Mieterinnen und Mieter müssen mit erheblich höheren Heizkosten rechnen, wenn ihnen die Nebenkostenabrechnung für 2023 zugestellt wird. Aus Hochrechnungen des Immobiliendienstleisters Ista, die dem RedaktionsNetzwerk Deutschland (RND) vorliegen, geht hervor, dass ein Allzeithoch erreicht werden könnte. Hauptursache ist ein Verzögerungseffekt: Die extrem hohen Kosten für den Einkauf der Brennstoffe insbesondere im Jahr 2022 machen sich erst mit Verspätung bemerkbar.
Ista ist einer der Dienstleister, die im Auftrag der Vermieter die Heizkostenabrechnungen machen. Diese werden auch für 2023 zwischen Mai und Dezember erstellt. Das Unternehmen hat bereits die ersten 800.000 Abrechnungen abgewickelt und einen eindeutigen Trend ausgemacht: Im Vergleich zu 2022 stiegen die Kosten je Kilowattstunde für Fernwärme im Schnitt um rund 7 Prozent. Erheblich heftiger fallen die Aufschläge mit 34 Prozent bei Öl und 44 Prozent bei Erdgas aus.
So muss für eine 70 Quadratmeter große Wohnung, die mit Gas oder Fernwärme beheizt wird, nach Ista-Berechnungen mit Heizkosten von mehr als 800 Euro gerechnet werden. Bei unsanierten Altbauten könne es durchaus auch in den vierstelligen Bereich gehen. Bei Ölheizungen würden für die 70 Quadratmeter durchschnittlich um die 1.100 Euro fällig. Wurden die Abschlagszahlungen nicht angepasst, werden entsprechende Nachzahlungen fällig.

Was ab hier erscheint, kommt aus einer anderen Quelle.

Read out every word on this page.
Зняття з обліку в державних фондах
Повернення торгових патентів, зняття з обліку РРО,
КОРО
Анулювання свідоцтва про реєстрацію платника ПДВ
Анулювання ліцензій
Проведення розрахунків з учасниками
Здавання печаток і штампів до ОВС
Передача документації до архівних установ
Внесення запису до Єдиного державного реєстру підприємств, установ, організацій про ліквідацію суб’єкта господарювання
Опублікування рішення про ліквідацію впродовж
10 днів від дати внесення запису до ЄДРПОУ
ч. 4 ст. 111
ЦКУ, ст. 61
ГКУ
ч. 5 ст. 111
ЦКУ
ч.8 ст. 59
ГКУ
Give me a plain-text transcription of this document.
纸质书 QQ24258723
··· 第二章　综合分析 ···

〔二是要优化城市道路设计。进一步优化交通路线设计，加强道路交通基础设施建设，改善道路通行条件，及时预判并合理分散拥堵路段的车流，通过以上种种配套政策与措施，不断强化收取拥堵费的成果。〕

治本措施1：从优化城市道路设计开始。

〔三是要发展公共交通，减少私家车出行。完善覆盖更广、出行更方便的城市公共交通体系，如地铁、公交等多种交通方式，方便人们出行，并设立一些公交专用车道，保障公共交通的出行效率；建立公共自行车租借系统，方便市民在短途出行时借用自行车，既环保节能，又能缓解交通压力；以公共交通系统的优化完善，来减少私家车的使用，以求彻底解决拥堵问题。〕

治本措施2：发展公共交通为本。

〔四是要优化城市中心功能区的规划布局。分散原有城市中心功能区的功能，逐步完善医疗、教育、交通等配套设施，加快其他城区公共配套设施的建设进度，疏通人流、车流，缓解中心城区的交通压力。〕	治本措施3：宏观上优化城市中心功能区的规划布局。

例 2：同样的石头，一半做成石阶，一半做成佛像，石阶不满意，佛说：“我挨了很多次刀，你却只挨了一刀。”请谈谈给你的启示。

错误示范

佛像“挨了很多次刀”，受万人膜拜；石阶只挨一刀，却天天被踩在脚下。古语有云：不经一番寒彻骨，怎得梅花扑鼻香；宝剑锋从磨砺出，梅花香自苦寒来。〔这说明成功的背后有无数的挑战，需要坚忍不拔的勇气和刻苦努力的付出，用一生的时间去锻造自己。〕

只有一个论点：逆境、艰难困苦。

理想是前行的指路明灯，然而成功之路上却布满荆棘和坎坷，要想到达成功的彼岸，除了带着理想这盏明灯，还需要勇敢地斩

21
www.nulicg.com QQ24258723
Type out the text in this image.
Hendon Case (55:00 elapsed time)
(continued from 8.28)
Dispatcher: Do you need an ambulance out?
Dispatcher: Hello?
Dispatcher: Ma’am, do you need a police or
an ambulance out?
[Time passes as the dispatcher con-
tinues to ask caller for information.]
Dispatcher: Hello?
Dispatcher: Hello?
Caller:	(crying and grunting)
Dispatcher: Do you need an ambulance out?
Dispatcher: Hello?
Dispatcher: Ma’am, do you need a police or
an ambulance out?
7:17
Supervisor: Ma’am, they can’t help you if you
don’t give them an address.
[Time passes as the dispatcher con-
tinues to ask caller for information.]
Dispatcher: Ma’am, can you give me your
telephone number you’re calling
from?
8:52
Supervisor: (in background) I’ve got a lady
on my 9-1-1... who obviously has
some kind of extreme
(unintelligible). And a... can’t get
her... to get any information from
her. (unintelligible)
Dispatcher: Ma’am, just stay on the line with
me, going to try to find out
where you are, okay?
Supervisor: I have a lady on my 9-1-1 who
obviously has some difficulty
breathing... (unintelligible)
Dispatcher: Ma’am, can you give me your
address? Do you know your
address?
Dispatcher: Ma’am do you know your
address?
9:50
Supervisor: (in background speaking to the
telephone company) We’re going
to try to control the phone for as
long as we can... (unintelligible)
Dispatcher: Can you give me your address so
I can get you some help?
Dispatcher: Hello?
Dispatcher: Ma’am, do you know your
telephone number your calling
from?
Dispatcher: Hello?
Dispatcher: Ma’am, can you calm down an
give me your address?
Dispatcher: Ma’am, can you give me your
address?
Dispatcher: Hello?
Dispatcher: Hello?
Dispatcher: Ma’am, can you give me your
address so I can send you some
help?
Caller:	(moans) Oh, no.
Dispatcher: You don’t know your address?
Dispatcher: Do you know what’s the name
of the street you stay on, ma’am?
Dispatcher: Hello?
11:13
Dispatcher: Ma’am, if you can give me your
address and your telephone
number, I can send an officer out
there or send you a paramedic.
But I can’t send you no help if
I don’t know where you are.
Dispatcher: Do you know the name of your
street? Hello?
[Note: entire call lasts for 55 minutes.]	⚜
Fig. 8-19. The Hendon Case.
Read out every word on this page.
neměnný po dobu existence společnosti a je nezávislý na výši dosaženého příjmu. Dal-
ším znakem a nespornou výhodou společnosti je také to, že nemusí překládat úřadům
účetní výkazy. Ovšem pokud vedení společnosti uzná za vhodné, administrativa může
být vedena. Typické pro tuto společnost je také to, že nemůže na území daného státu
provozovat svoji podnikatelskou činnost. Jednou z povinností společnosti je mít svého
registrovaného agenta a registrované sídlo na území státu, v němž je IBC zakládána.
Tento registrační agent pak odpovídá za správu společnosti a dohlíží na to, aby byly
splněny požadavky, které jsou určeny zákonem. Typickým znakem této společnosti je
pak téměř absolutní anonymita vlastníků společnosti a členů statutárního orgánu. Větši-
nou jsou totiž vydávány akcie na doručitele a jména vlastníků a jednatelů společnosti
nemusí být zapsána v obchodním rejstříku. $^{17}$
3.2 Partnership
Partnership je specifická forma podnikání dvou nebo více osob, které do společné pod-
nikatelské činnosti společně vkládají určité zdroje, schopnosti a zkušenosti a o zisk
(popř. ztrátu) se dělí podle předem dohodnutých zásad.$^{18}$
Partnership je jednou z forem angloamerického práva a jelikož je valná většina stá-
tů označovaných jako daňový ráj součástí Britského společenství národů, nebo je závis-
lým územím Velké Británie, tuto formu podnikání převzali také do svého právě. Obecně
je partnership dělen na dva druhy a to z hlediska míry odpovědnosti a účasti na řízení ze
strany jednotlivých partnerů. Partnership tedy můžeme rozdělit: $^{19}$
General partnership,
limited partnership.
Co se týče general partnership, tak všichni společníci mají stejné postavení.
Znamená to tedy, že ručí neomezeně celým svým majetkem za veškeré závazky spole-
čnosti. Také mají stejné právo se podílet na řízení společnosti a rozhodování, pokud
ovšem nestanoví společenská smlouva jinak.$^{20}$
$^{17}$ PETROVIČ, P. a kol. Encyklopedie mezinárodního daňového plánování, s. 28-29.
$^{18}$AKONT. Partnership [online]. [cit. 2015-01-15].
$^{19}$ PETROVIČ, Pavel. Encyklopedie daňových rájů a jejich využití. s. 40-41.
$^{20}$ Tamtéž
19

Zwar haben Verbraucherportale in den vergangenen Monaten beständig eine Entspannung bei den Heizkosten signalisiert, aber das bezieht sich immer auf Neuverträge. Der Durchschnitt der tatsächlich abgerechneten Kosten werde damit nicht widergespiegelt, erklärt Ista-Chef Hagen Lessing: „Die aktuellen Preisniveaus kommen mit erheblichem Zeitversatz bei den Verbrauchern an.“
Der Hintergrund: Aktuell kostet eine Kilowattstunde Erdgas zur Lieferung im Juni am wichtigsten europäischen Großhandelsplatz (TTF) rund 3,5 Cent. Vor genau zwei Jahren waren es 5,6 Cent. Und vor allem: Zwischendurch kletterte die Notierung wegen des Angriffs Russlands auf die Ukraine zeitweise noch einmal um mehr als das Fünffache. Die Gaspreisbremse glich das nur zum Teil aus. Stadtwerke und andere Versorger mussten in der Hochpreisphase neue Lieferverträge abschließen, die sie quasi als Rucksack noch mitschleppen. Dies bekommen insbesondere Bestandskunden zu spüren – vor allem, wenn die Vermieter sich nicht um einen günstigeren Liefervertrag gekümmert haben.
„Die tatsächlichen Abrechnungsdaten geben leider keinen Anlass zur Entwarnung“, sagt Lessing, im Gegenteil: „Viele Mieterinnen und Mieter werden für die Heizung ihrer Wohnung mehr zahlen als jemals zuvor.“ Das sei keine Schätzung oder Prognose, sondern Ergebnis der bisher ausgewerteten 800.000 Abrechnungen für das vergangene Jahr. Lessing warnt vor bösen Überraschungen, weil die Kostensteigerungen und die Erwartungen der Verbraucher extrem auseinanderliefen. So hat eine repräsentative YouGov-Umfrage im Ista-Auftrag ergeben, dass rund zwei Drittel der Befragten nicht mit steigenden, sondern mit sinkenden oder zumindest stabilen Kosten rechnen.
Auch der langfristige Trend sieht bei Erdgas- und Heizölkosten nicht erfreulich aus. Aus einer Erhebung der Vergleichsplattform Check24 geht hervor, dass Gaskunden im Vergleich zum April 2021 aktuell 84 Prozent mehr zahlen. Etwas weniger heftig fiel die Steigerung beim Heizöl aus.
Neben dem Ukraine-Krieg bringen die politisch gesetzten CO2-Preise Aufschläge: 2021 waren es 25 Euro pro Tonne Kohlendioxid, heute sind es 45 Euro. Rechnerisch sind damit die jährlichen CO2-Kosten in den drei Jahren von 108 auf 194 Euro gestiegen. Dieser Posten wird nach Check24-Berechnungen auf rund 280 Euro steigen, wenn die Bundesregierung wie geplant die CO2-Preise erhöht. Beim Heizöl würde dieser Posten im Musterhaushalt von derzeit 287 Euro sogar auf 414 Euro steigen.